Today's KNOWLEDGE Share : CARBON FIBER
Today's KNOWLEDGE Share
CARBON FIBER HISTORY:
Commercially available carbon fibers are based on one of three precursor materials --> rayon, PAN (polyacrylonitrile) and pitch. Early research in each of these carbon fiber types dates back to the late 1950s. Rayon, converted into a carbon fiber, was found to deliver the strongest and stiffest material for its weight that had ever been produced.

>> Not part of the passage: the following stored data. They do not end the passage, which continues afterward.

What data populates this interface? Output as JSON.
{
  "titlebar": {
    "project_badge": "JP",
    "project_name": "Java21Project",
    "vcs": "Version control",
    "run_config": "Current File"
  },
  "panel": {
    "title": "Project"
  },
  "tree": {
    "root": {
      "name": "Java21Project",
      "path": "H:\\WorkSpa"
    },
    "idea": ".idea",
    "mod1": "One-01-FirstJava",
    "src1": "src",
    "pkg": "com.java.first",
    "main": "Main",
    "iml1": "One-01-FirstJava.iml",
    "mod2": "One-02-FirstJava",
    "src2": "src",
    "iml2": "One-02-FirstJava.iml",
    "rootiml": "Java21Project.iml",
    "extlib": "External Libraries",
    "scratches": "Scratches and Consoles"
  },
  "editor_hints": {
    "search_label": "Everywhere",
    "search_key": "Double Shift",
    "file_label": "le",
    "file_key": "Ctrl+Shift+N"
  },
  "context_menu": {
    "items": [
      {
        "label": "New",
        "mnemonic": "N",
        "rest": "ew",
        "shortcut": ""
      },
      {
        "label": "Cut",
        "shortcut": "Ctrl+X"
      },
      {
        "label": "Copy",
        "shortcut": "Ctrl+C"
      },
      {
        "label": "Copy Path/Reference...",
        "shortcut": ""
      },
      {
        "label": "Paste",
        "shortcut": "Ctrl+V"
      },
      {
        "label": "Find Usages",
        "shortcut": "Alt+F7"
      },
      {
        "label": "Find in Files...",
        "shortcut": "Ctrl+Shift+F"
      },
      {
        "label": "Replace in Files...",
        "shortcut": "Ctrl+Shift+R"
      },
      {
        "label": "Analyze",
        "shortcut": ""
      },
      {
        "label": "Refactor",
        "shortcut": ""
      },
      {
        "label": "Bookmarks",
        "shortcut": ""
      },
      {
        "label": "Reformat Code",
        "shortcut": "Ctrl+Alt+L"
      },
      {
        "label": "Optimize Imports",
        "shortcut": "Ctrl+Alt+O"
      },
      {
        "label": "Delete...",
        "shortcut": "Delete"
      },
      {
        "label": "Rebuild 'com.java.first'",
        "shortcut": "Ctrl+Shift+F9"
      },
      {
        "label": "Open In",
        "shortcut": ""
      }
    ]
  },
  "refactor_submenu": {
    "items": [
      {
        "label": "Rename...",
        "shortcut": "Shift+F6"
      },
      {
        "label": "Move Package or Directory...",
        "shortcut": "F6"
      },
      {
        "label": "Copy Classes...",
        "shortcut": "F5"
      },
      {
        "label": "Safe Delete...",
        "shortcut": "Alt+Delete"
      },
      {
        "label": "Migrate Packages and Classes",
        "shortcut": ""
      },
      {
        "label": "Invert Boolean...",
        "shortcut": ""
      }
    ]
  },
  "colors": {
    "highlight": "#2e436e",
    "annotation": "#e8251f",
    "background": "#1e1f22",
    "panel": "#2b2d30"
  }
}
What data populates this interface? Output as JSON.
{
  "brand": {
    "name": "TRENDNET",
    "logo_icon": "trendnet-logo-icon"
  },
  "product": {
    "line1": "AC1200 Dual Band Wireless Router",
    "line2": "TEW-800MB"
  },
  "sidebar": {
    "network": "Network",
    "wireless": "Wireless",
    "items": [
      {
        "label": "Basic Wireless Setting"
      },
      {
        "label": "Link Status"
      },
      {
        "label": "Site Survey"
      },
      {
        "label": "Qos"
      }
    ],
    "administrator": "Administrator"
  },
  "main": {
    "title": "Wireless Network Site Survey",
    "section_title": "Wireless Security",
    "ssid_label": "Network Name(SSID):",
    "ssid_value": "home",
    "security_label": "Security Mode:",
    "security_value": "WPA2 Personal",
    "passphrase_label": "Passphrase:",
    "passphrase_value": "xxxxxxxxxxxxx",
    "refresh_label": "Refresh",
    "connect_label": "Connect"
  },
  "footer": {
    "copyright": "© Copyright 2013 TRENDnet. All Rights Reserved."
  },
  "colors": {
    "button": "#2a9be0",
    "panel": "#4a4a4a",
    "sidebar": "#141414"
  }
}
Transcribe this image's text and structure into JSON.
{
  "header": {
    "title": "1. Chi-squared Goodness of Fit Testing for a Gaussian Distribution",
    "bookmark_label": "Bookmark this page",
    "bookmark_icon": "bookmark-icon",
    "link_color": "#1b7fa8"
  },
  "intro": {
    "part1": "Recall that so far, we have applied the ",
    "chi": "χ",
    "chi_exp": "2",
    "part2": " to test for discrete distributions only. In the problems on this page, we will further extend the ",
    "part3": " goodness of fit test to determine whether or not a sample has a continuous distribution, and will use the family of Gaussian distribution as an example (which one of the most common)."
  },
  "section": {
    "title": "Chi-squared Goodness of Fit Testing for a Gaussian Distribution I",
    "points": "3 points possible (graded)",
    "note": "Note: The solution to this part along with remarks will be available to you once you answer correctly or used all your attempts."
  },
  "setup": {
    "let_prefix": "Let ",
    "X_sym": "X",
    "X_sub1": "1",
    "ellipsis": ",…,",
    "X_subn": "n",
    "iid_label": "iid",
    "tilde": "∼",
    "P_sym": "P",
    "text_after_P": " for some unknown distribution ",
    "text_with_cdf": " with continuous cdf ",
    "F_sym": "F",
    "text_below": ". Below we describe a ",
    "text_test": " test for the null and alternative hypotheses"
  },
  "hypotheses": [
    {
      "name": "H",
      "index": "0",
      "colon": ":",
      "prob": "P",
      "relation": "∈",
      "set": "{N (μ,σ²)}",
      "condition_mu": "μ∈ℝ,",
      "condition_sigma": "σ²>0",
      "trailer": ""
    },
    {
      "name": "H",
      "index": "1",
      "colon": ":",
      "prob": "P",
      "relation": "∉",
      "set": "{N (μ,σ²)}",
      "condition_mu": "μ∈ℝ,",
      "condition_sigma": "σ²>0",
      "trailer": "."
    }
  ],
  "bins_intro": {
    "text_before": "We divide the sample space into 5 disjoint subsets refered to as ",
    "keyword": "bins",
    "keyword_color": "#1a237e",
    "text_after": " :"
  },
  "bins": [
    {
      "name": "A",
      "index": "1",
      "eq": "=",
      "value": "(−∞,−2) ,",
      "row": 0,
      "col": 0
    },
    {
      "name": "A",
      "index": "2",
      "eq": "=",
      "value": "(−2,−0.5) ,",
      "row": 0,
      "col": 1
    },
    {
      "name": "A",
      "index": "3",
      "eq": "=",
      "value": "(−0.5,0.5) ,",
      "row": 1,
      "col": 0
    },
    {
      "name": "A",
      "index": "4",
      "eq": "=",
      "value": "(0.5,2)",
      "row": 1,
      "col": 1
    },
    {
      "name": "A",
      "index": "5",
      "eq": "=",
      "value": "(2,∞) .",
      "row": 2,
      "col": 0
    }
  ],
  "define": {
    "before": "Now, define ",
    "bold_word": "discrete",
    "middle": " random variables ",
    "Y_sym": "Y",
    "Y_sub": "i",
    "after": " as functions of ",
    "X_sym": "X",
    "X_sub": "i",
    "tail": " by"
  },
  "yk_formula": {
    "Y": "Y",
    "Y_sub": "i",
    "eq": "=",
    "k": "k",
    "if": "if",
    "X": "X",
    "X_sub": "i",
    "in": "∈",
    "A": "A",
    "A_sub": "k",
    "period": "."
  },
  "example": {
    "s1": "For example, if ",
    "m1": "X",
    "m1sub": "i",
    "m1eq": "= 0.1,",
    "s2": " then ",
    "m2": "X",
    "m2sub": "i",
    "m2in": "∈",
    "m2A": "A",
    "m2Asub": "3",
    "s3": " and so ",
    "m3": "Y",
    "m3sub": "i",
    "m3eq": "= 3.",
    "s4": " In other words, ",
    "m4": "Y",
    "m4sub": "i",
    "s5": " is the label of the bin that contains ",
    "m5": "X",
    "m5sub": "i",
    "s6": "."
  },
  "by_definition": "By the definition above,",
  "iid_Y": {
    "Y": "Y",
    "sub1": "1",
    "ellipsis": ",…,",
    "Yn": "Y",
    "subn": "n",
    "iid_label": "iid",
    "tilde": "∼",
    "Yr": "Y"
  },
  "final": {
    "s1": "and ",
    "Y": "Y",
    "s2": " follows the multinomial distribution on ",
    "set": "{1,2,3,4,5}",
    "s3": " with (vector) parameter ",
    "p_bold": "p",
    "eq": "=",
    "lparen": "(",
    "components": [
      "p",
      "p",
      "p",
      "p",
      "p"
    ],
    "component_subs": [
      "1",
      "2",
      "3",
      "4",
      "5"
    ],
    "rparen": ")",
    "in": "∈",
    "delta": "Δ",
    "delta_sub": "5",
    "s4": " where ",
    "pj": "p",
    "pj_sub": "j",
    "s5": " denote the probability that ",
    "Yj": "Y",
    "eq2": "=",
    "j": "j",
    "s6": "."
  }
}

By 1963, Curry Ford and Charles Mitchell were granted a patent for making fibers and cloths by heat treating rayon to temperatures up to 3000 °C. These were the strongest carbon fibers commercially produced to date and led to the entry of carbon fibers into the “advanced composites” industry.
Research in converting more efficient precursors was occurring simultaneously in both Japan and the U.K. Akio Shindo of the Government Industrial Research Institute in Osaka, Japan made fibers in his lab with a modulus of more than 140 GPa, about three times that of the rayon-based fibers produced in the U.S.
In 1963, scientists in the U.K. also patented the process for producing even higher modulus PAN-based carbon fibers. The secret behind these quickly improving carbon fibers was the access to pure PAN which is the polymeric backbone that provided an excellent yield after processing.